Ukraine has a large population of older people, with one in four residents over the age of 60. Most are women who lived through World War II as children and have seen their lives disrupted again by Russia’s annexation of Crimea in 2014 and the conflict that followed. When Russia launched its full-scale invasion last February, many older women were unable or unwilling to leave Ukraine.
Of the 4.8 million Ukrainians registered as refugees since war began, most are younger women and children – older women largely remain invisible to the outside world despite their experience, wisdom and resilience.
Valentina Romanova is a Holocaust survivor aged 93 who lives in an assisted-living home in Kyiv; her mother was killed at Babyn Yar when SS units murdered more than 33k Jews there during WWII: “What we had to go through after World War II is just flowers compared with this war,” she says about current events.
Klara Ushakova fled Donetsk for Mariupol when fighting broke out between Russian separatists and Ukrainian forces but then had to flee again from Mariupol when it was invaded by Russian troops last March: “Living was easier in Mariupol,” she said wistfully.“Our people [in Donetsk], I can’t say I hated them…when I saw them go…yelling ‘Russia!’I couldn’t have good feelings towards them…I hate them now.”

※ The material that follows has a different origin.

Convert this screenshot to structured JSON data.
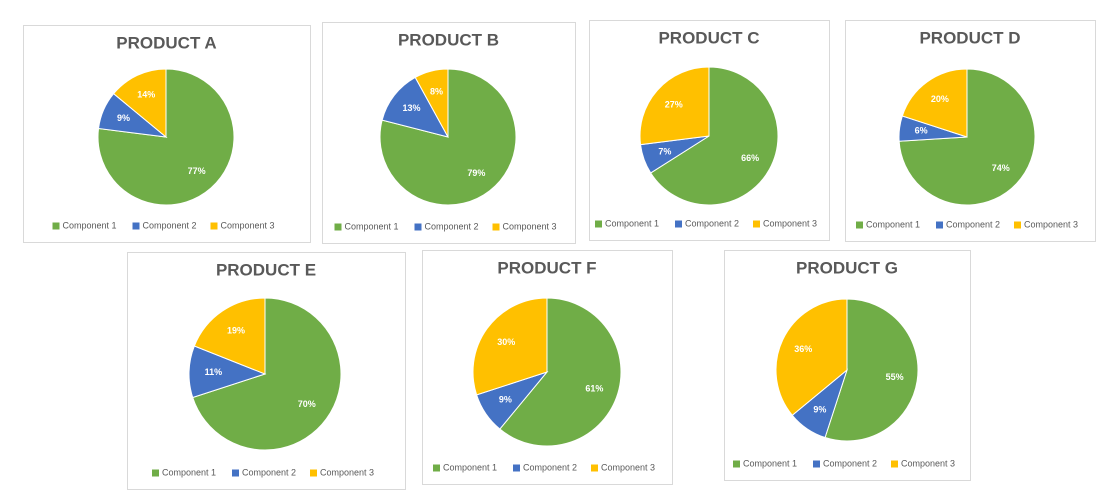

Hanna Serhiienko lives two hours south of Kyiv where her house acts as a hub for local pensioners’ support groups.”We’re not afraid because we’ve already been through so much,”she explains.”But our pensions aren’t enough anymore.” She adds:”The state should do something about us.”
Although these three stories represent only small examples within millions affected across Eastern Europe’s ongoing conflicts,it highlights how elderly citizens often bear disproportionate burdens,and yet receive little attention or aid globally.